Predicting echo patterns
When a sound beam is directed at a single target, only a small proportion of this energy bounces back towards the loudspeaker. Much of the rest of the sound will be scattered away.
Philippe has been working to create a network of transducers to receive these scattered echoes. Through experiments in the laboratory and in the field, he has been studying where best to place them. Smooth surfaces will produce more predictable scatter patterns, while rougher ones pose a bigger challenge.

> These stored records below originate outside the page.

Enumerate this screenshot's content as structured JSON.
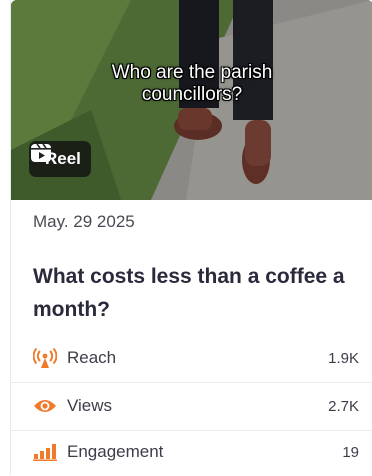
{
  "post": {
    "media": {
      "caption_lines": [
        "Who are the parish",
        "councillors?"
      ],
      "type_label": "Reel",
      "type_icon": "reel-icon"
    },
    "date": "May. 29 2025",
    "title": "What costs less than a coffee a month?",
    "metrics": [
      {
        "label": "Reach",
        "value": "1.9K",
        "icon": "reach-icon",
        "color": "#f07a2a"
      },
      {
        "label": "Views",
        "value": "2.7K",
        "icon": "eye-icon",
        "color": "#f07a2a"
      },
      {
        "label": "Engagement",
        "value": "19",
        "icon": "bar-chart-icon",
        "color": "#f07a2a"
      }
    ]
  }
}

Philippe and his team put this to the test in the waters off the coast of Sweden. Following the two World Wars, unused chemical weapons were sealed in barrels and buried deep in the Baltic Sea. Eighty years later, however, the barrels are resurfacing, caught on drifting tides, and dredged by passing fishing vessels. While their location was known, the team needed to use soundwaves to peer inside the barrels and find out how dangerous they were without touching them.
Recreating the seabed in a giant tank in their Bath lab, the team buried items beneath different substrates. This allowed them to test out the positioning of their multistatic sonar array and the information it could provide. Once they found the sweet spot, they scaled up their sensor setup and put it to work in the Stockholm Archipelago.
Now, Philippe is looking to take this technology a little further afield.
From Stockholm to space
Space debris is one of the biggest hazards to orbiting objects, with hundreds of thousands of pieces flying at around 24,000 kilometres per hour (15,000mph). Space agencies track debris larger than 10cm, but even the tiniest bolt could have catastrophic consequences.
Philippe and his team want to take what they’ve seen with sonar technology in water and apply this in space. Sound waves may not travel through a vacuum, but light waves obey the same rules. Radar responds in much the same way as sonar does, sending out pulses of radio waves and detecting the ‘echoes’ with a network of receivers. This will allow the team to reconstruct the shapes of individual objects, or see through a debris cloud to identify the danger within.
In years to come, they hope a fleet of these receivers travelling ahead of a space platform could work like parking sensors on a car, detecting debris and allowing ground teams to move the satellite to a position of safety.